Lex Spoon lex at cc.gatech.edu
Fri Apr 8 16:56:47 UTC 2005

I've worked with Jam a good deal at this point, and it is my favored
build tool when I start new projects.  If anyone tries to use it with
Squeak, here are a few thoughts from my experience.

First, a good autoconf strategy is for autoconf to create a single file
"Jamsettings"  which holds most of the build options.  This file is
simple and easily hand-hackable; this is nice, because then I can
manually maintain make a Jamsettings.win32 and Jamsettings.osx for
platforms which are different from normal Unix boxes and which autoconf
doesn't work well.  Also, if autoconf ever guesses wrong (and come on,
it sometimes does), users are not up the creek -- they can hack a single
file and then move on.

With this approach, conditional build options show up as conditional
statements in the Jamfile.  Remember that you can write things in Jam
such as:

	if $x11_libraries_present {
		include plugins/vm-display-X11/Jamfile ;


	if $awk_present {
		interpc = "gnu-interp.c" ;
		Gnuify gnu-interp.c : interp.c ;
	} else {
		interpc = "interp.c" ;

This is extremely useful, and means that you should not need to have
complicated scripts in your autoconf setup--instead, the conditional
stuff is in the Jamfile, which is a nicer language that Bourne shell. 
It also means autoconf goes back to its main job of checking for what is
on the system; it does not get involved with patching together makefile
fragments or anything like that.

A second thing to think about, is to divide your jam code into a library
part and a users part.  As with any library, it is worth spending
significant time up front to design a nice interface.  For example,
maybe you want plugin Jamfiles to look like this:

	PluginFile "FooPlugin" ;

	PluginCFile foo.c ;
	PluginCFile bar.c ;

	EndPluginFile ;

Or maybe you want this:

	Plugin FooPlugin : foo.c bar.c ;

Think carefully about it, and skim through the individual plugins to see
what is possible.  As one tip here, don't get carried away and try to
make too many things automatic.  I find it a good a general rule of
thumb to name each source file exactly one time.  More than this is
okay, but less than this is often a false economy.  The Jamfiles may get
shorter, but they become so much more complicated that it isn't worth
the savings.

Once you have your interface worked out, you can then make a Jambase
which defines subroutines like "Plugin" and "PluginCFile".  These will
expand to smaller rules, and eventually to "actions" which set up the
low-level dependencies and give the specific build rules.

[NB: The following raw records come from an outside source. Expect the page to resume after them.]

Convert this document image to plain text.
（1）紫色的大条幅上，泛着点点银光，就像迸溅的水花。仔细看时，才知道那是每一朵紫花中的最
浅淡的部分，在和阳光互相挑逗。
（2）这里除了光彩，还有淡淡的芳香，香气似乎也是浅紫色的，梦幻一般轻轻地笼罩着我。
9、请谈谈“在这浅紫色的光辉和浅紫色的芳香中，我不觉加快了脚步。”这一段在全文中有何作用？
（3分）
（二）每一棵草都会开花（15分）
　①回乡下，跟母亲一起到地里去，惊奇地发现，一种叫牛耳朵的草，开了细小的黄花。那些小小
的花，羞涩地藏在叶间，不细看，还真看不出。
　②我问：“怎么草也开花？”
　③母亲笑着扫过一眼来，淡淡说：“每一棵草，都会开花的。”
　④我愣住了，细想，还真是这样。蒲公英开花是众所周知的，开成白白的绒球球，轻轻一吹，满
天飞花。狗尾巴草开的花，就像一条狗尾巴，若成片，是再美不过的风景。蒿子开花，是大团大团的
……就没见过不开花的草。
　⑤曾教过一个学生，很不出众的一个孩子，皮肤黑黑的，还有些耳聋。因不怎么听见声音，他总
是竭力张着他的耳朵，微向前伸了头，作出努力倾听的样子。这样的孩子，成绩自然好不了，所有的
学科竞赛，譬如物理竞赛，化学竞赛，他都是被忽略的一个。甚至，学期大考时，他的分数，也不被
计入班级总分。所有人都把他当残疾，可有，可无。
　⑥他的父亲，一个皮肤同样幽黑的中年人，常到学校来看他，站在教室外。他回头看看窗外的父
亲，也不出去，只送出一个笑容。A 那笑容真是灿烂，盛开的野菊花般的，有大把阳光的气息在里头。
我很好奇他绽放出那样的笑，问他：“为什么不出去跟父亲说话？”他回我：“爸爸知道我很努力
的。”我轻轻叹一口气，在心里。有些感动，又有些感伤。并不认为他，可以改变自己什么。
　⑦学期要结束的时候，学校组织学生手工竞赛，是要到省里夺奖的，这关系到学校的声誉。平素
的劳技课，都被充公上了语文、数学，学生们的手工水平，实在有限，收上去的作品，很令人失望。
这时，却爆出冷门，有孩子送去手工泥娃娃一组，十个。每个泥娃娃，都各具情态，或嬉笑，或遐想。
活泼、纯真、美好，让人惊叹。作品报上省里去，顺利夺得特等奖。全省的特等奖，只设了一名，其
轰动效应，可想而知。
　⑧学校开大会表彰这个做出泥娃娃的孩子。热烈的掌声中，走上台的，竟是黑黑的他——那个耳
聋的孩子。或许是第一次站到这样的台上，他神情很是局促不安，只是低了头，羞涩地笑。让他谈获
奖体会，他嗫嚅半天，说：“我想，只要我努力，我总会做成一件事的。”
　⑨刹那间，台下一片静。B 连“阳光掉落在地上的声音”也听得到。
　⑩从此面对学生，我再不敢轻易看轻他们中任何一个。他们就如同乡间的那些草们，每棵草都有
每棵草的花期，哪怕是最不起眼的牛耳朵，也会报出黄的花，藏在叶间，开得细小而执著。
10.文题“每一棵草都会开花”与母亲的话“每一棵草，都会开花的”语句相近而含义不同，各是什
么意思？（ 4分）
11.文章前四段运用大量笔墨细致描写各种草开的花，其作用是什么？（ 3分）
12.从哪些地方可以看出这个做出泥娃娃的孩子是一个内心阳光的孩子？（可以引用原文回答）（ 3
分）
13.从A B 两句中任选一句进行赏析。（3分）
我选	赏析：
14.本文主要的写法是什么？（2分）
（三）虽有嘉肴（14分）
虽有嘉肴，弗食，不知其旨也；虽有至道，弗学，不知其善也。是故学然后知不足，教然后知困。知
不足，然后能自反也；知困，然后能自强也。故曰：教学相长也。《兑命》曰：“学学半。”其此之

Finally, you might want to ignore Jam's much-vaunted "grist", and
instead use full pathnames.  Grist, IMHO, makes the Jamfiles shorter,
but it's another false economy.  Grist is a significant time investment
to learn from the existing documentation, and it's fiddly (some rules
use it, some don't) even once you understand what is going on.  Maybe a
very clever guy can overcome these hurdles; I just want to toss out that
some people have gone there and have not found it worth the hype.

Good luck, anyone who goes for it.  I expect, as with Squeak, you will
get addicted... and then want even more.